A variety of approaches
The first step is to deliver antigens to immune cells called dendritic cells. These present antigens to other immune cells, and stimulate a response. In the past decade, several approaches have emerged1. One delivers antigens that are shared by many people with the same type of cancer (2). Others, including those that make use of messenger RNA (mRNA) technology, are highly personalized to the unique neoantigens produced by an individual’s tumour (3). Other personalized approaches involve injecting dendritic cells that are pre-loaded with cancer antigens (1), or generating antigens inside the body and promoting their uptake by dendritic cells in situ (4).
Mounting a response
Unlike preventive vaccines, which focus mainly on activating antibody-producing B cells, a therapeutic cancer vaccine must generate a strong T-cell response. Dendritic cells loaded with tumour antigens bind and activate CD8+ cytotoxic T cells, which can then mount an attack on the tumour2.
Promising results
Numerous therapeutic cancer vaccines, on the basis of a variety of approaches, are showing encouraging results in trials.
Pancreatic cancer: In a phase I trial of a personalized mRNA vaccine, half of the participants developed T cells targeted to cancer neoantigens6. Recurrence-free survival in this group was longer compared with those who did not respond.
Melanoma: A phase II trial of a personalized mRNA vaccine showed a 44% decrease in the risk of post-surgical recurrence or death7. A phase III trial is under way, with final results expected in 2029.

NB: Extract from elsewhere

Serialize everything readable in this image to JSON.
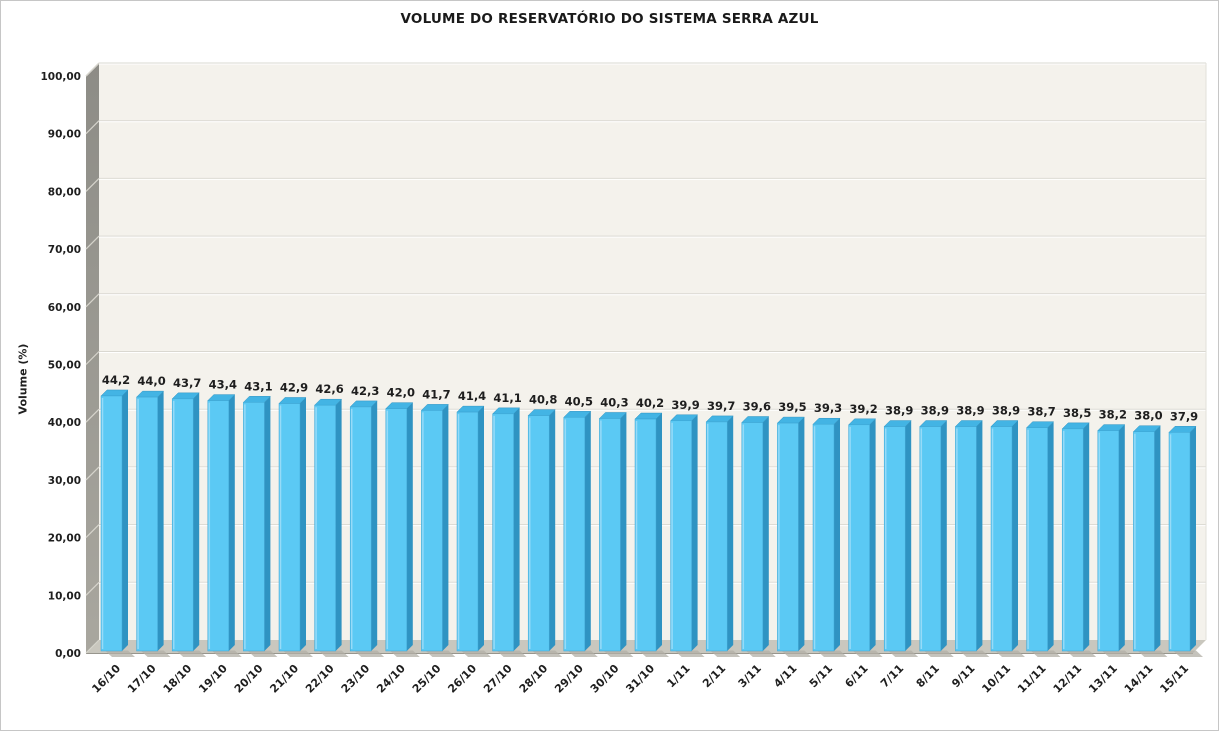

Lymphoma: A phase I/II trial of an in situ vaccine that combined radiotherapy with signalling molecules that mobilize and activate dendritic cells showed evidence of tumour regression in 8 of 11 people who were treated8.
Obstacles ahead
The future development and the clinical uptake of therapeutic cancer vaccines will be shaped by several factors.

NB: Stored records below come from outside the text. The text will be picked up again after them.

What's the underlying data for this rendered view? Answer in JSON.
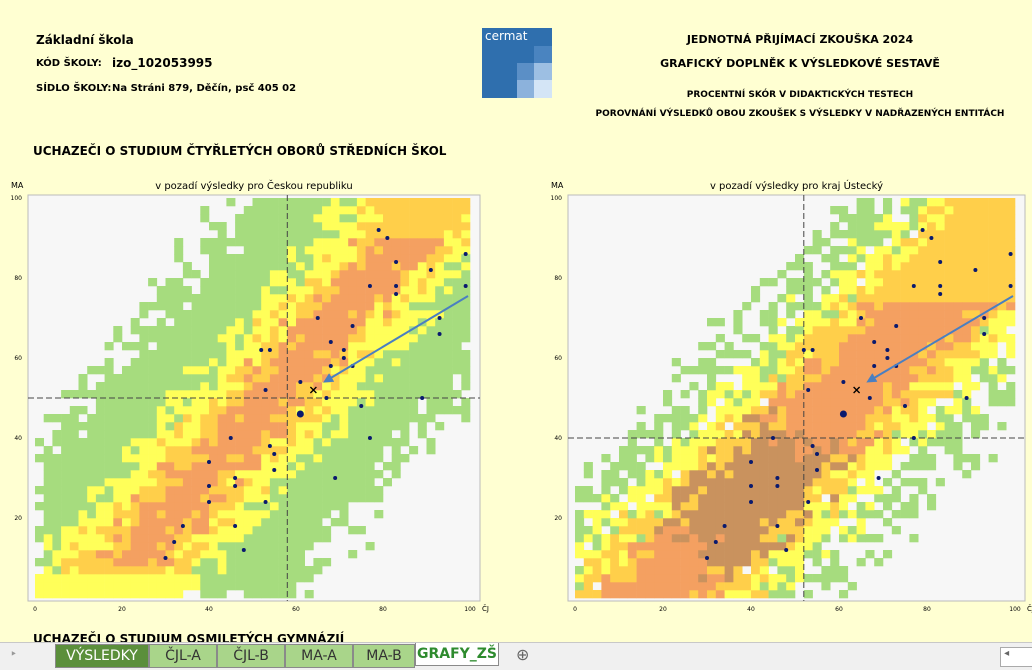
{
  "header": {
    "school_type": "Základní škola",
    "code_label": "KÓD ŠKOLY:",
    "code": "izo_102053995",
    "address_label": "SÍDLO ŠKOLY:",
    "address": "Na Stráni 879, Děčín, psč 405 02",
    "logo": "cermat",
    "title": "JEDNOTNÁ PŘIJÍMACÍ ZKOUŠKA 2024",
    "subtitle": "GRAFICKÝ DOPLNĚK K VÝSLEDKOVÉ SESTAVĚ",
    "line3": "PROCENTNÍ SKÓR V DIDAKTICKÝCH TESTECH",
    "line4": "POROVNÁNÍ VÝSLEDKŮ OBOU ZKOUŠEK S VÝSLEDKY V NADŘAZENÝCH ENTITÁCH"
  },
  "section_title": "UCHAZEČI O STUDIUM ČTYŘLETÝCH OBORŮ STŘEDNÍCH ŠKOL",
  "next_section_title": "UCHAZEČI O STUDIUM OSMILETÝCH GYMNÁZIÍ",
  "tabs": [
    "VÝSLEDKY",
    "ČJL-A",
    "ČJL-B",
    "MA-A",
    "MA-B",
    "GRAFY_ZŠ"
  ],
  "active_tab": "GRAFY_ZŠ",
  "chart_data": [
    {
      "type": "scatter",
      "title": "v pozadí výsledky pro Českou republiku",
      "ylabel": "MA",
      "xlabel": "ČJ",
      "xlim": [
        0,
        100
      ],
      "ylim": [
        0,
        100
      ],
      "xticks": [
        0,
        20,
        40,
        60,
        80,
        100
      ],
      "yticks": [
        20,
        40,
        60,
        80,
        100
      ],
      "color": "#0a1a6e",
      "vline": 58,
      "hline": 50,
      "cross": {
        "x": 64,
        "y": 52
      },
      "highlight": {
        "x": 61,
        "y": 46
      },
      "x": [
        79,
        81,
        83,
        91,
        99,
        99,
        77,
        83,
        83,
        93,
        93,
        65,
        73,
        68,
        71,
        71,
        68,
        73,
        52,
        54,
        61,
        53,
        67,
        75,
        89,
        45,
        77,
        54,
        40,
        55,
        55,
        46,
        46,
        40,
        69,
        53,
        40,
        34,
        46,
        32,
        48,
        30
      ],
      "y": [
        92,
        90,
        84,
        82,
        86,
        78,
        78,
        78,
        76,
        70,
        66,
        70,
        68,
        64,
        62,
        60,
        58,
        58,
        62,
        62,
        54,
        52,
        50,
        48,
        50,
        40,
        40,
        38,
        34,
        36,
        32,
        30,
        28,
        28,
        30,
        24,
        24,
        18,
        18,
        14,
        12,
        10
      ]
    },
    {
      "type": "scatter",
      "title": "v pozadí výsledky pro kraj Ústecký",
      "ylabel": "MA",
      "xlabel": "ČJ",
      "xlim": [
        0,
        100
      ],
      "ylim": [
        0,
        100
      ],
      "xticks": [
        0,
        20,
        40,
        60,
        80,
        100
      ],
      "yticks": [
        20,
        40,
        60,
        80,
        100
      ],
      "color": "#0a1a6e",
      "vline": 52,
      "hline": 40,
      "cross": {
        "x": 64,
        "y": 52
      },
      "highlight": {
        "x": 61,
        "y": 46
      },
      "x": [
        79,
        81,
        83,
        91,
        99,
        99,
        77,
        83,
        83,
        93,
        93,
        65,
        73,
        68,
        71,
        71,
        68,
        73,
        52,
        54,
        61,
        53,
        67,
        75,
        89,
        45,
        77,
        54,
        40,
        55,
        55,
        46,
        46,
        40,
        69,
        53,
        40,
        34,
        46,
        32,
        48,
        30
      ],
      "y": [
        92,
        90,
        84,
        82,
        86,
        78,
        78,
        78,
        76,
        70,
        66,
        70,
        68,
        64,
        62,
        60,
        58,
        58,
        62,
        62,
        54,
        52,
        50,
        48,
        50,
        40,
        40,
        38,
        34,
        36,
        32,
        30,
        28,
        28,
        30,
        24,
        24,
        18,
        18,
        14,
        12,
        10
      ]
    }
  ]
}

Unwieldy trials. Testing multiple combinations of agents makes clinical trials more complex. Another complicating factor is timing when to give a vaccine relative to other interventions, such as surgery.
Immunity monitoring. Tracking acquired immunity is important for assessing vaccine efficacy. For cancer vaccines, new T-cell monitoring techniques are needed.
Scalability. Personalized cancer vaccines could pose logistical challenges. Streamlining production will be essential to keep costs down and availability high.